Asylpfarrer fordert zum Weltflüchtlingstag: „Schafft die Liste scheinsicherer Herkunftsstaaten ab“
Die UN-Vollversammlung hat den 20. Juni zum zentralen internationalen Gedenktag für Flüchtlinge ausgerufen. Anlass genug, mit dem Asylpfarrer der Landeskirche, Joachim Schlecht, zu sprechen. Der beobachtet eine wachsende Gnadenlosigkeit und fordert die Abschaffung der Liste "scheinsicherer Herkunftsstaaten“, keine Rücknahmeabkommen mit Diktatoren und ein Ende der Waffenexporte. Stephan Braun hat mit ihm gesprochen.
Sie haben vor einem dreiviertel Jahr die Nachfolge Werner Baumgartens als Asylpfarrer der württembergischen Landeskirche angetreten. Damals, im September, kamen knapp 15.000 Asylbewerber in Baden-Württemberg an.
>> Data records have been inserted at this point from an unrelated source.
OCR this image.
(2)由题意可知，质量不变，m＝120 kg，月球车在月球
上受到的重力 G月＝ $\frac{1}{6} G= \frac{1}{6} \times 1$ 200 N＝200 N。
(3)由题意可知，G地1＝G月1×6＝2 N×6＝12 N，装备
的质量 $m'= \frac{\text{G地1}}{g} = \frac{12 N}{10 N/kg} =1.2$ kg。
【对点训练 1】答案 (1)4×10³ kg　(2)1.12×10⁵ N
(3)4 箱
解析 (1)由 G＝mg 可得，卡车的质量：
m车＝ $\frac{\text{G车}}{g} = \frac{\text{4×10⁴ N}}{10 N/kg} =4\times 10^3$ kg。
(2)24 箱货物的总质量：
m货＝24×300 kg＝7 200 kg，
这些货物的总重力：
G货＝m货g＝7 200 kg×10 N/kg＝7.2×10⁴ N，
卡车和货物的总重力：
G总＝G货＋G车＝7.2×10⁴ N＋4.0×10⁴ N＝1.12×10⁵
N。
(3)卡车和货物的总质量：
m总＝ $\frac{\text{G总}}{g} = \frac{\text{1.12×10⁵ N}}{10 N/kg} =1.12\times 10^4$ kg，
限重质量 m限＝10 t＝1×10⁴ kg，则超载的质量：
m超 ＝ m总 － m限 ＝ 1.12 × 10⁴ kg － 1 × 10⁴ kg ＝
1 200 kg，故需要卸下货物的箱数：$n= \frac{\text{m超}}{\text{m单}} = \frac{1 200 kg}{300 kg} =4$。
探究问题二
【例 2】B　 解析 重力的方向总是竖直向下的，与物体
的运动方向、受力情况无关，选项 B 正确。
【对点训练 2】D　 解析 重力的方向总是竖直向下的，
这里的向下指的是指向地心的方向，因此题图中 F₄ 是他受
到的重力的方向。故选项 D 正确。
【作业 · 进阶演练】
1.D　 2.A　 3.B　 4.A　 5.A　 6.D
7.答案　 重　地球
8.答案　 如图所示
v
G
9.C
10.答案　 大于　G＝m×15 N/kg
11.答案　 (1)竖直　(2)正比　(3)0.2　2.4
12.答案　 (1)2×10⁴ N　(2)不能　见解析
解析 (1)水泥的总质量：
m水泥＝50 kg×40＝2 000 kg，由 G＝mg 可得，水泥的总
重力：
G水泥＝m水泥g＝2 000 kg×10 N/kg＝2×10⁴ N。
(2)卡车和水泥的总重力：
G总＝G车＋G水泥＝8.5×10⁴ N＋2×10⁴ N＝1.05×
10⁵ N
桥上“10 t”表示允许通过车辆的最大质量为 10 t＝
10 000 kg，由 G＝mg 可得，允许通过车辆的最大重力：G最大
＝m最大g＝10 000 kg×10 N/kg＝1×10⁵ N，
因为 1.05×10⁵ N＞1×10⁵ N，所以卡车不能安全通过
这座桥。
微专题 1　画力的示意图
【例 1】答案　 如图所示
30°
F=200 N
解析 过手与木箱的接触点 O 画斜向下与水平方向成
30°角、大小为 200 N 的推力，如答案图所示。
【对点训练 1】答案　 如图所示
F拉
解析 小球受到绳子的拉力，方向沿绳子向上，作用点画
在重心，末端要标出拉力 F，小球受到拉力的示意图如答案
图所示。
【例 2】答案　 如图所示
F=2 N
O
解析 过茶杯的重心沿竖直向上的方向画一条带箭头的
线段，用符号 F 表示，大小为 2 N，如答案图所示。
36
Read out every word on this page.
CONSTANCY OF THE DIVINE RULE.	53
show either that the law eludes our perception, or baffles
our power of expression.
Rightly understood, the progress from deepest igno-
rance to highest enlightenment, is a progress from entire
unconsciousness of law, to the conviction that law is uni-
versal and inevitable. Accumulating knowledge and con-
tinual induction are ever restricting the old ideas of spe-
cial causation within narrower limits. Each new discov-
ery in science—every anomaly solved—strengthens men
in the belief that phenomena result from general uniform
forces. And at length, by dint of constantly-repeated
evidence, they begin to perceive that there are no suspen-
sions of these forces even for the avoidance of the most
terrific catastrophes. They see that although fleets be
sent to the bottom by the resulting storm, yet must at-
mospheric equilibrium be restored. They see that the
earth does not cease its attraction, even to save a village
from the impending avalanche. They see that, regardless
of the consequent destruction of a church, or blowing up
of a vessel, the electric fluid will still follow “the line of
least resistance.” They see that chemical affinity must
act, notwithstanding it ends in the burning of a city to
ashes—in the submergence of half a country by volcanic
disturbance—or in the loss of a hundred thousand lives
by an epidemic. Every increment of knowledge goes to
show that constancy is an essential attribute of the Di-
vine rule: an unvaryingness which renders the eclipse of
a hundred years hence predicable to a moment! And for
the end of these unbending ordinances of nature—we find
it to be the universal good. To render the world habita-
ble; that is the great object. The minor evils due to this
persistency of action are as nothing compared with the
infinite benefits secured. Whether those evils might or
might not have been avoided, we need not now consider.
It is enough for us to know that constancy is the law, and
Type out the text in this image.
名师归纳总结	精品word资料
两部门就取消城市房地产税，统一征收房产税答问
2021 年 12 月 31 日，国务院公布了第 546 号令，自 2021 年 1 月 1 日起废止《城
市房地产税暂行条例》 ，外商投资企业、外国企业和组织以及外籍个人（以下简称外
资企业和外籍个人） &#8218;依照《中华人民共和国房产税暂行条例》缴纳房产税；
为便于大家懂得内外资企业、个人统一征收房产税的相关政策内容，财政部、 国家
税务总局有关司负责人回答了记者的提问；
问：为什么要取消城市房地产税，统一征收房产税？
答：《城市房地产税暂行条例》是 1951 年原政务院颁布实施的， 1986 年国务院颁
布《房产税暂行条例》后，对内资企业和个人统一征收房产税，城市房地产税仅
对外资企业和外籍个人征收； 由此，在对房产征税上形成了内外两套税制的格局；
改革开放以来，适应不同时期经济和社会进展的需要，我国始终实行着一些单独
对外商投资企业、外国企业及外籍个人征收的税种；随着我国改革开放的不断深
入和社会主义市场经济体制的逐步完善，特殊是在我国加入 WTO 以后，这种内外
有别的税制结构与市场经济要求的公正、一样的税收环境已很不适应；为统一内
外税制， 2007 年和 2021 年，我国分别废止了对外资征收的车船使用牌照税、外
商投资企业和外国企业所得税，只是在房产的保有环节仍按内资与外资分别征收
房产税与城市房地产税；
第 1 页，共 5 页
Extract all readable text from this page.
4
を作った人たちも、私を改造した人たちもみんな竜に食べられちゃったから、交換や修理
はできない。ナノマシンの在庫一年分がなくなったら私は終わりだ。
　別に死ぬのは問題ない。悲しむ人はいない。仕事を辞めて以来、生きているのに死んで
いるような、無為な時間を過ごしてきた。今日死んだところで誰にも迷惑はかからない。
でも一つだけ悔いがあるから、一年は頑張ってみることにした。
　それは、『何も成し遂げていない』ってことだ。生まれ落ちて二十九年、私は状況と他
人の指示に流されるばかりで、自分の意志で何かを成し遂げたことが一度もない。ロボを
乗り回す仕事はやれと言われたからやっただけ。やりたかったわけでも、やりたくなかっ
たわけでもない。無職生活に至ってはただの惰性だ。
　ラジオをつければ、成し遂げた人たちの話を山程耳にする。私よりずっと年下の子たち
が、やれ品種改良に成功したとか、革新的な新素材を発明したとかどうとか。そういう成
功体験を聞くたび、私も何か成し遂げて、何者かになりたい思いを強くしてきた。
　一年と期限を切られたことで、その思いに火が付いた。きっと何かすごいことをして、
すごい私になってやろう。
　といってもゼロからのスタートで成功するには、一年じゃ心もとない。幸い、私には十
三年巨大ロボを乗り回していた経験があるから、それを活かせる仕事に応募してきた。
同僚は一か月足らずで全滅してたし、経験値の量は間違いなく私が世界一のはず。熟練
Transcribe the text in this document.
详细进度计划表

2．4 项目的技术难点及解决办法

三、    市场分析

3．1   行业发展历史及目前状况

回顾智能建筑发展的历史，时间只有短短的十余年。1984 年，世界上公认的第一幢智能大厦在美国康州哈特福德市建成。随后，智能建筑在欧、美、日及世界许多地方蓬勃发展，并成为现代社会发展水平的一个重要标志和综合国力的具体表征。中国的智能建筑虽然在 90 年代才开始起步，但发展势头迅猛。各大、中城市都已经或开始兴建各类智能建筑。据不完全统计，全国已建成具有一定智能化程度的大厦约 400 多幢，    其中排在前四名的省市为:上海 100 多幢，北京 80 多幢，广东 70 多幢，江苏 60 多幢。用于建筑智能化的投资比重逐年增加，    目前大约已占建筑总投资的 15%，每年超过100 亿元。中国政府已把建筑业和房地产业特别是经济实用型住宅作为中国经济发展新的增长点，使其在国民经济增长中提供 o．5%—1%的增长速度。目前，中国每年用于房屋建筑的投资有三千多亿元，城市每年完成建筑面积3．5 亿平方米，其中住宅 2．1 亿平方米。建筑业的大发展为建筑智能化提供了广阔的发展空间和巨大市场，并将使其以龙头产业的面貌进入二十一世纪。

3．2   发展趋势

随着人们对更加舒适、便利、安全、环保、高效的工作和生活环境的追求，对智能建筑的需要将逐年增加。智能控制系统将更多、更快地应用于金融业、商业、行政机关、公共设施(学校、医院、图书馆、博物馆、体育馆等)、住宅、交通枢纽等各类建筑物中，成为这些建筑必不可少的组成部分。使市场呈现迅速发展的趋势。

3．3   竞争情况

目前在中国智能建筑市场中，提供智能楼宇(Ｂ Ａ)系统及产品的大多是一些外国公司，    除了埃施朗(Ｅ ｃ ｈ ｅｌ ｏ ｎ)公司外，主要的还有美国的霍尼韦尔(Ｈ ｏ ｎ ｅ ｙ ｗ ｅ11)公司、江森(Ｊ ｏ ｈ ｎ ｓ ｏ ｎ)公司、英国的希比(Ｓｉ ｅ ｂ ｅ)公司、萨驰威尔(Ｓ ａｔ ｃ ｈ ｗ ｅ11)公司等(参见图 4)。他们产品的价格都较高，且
Im Mai waren es keine 2.000 mehr. Hat sich Ihre Arbeit dadurch verändert? Zu Anfang tauchten hier im Büro Deutsche auf, mit irgendwo in Stuttgart umherirrenden Flüchtlingen. Ich erklärte dann, dass diese nun bei der Polizei oder direkt in Karlsruhe Asyl beantragen müssen. Jetzt geht es um Familienzusammenführung, um hungernde Familien, weil nach der Anerkennung das Sozialamt nicht mehr und das Jobcenter noch nicht bezahlt. Es geht um unverständliche Rücküberstellungen nach Italien oder Ungarn und die Frage, ob da die Kirche nicht helfen könne.
Was sind die größten Probleme, mit denen die Menschen zu kämpfen haben? Die anerkannten Syrer haben es relativ gut, sie suchen nur Wohnungen. Die Afghanen warten jahrelang auf ihre Anhörung voll leerer Zeit. Die Roma aus den scheinsicheren Herkunftsstaaten wissen nicht, wie sie - dorthin abgeschoben - unter den derzeitigen Bedingungen überleben sollen. Gambier fürchten sich vor der Rücküberstellung nach Italien, dort der Mafia ausgesetzt und ohne Hilfe zu sein. Ehrenamtliche fragen verzweifelt für ihre Schützlinge nach Kirchenasyl. Eltern halten es nicht aus, dass sie ihre gerade 18 Jahre alt gewordene Tochter nicht aus Aleppo hierher in Sicherheit holen dürfen. Die wachsende Gnadenlosigkeit scheint mir das größte Problem für Ehrenamtliche und Geflohene zu sein.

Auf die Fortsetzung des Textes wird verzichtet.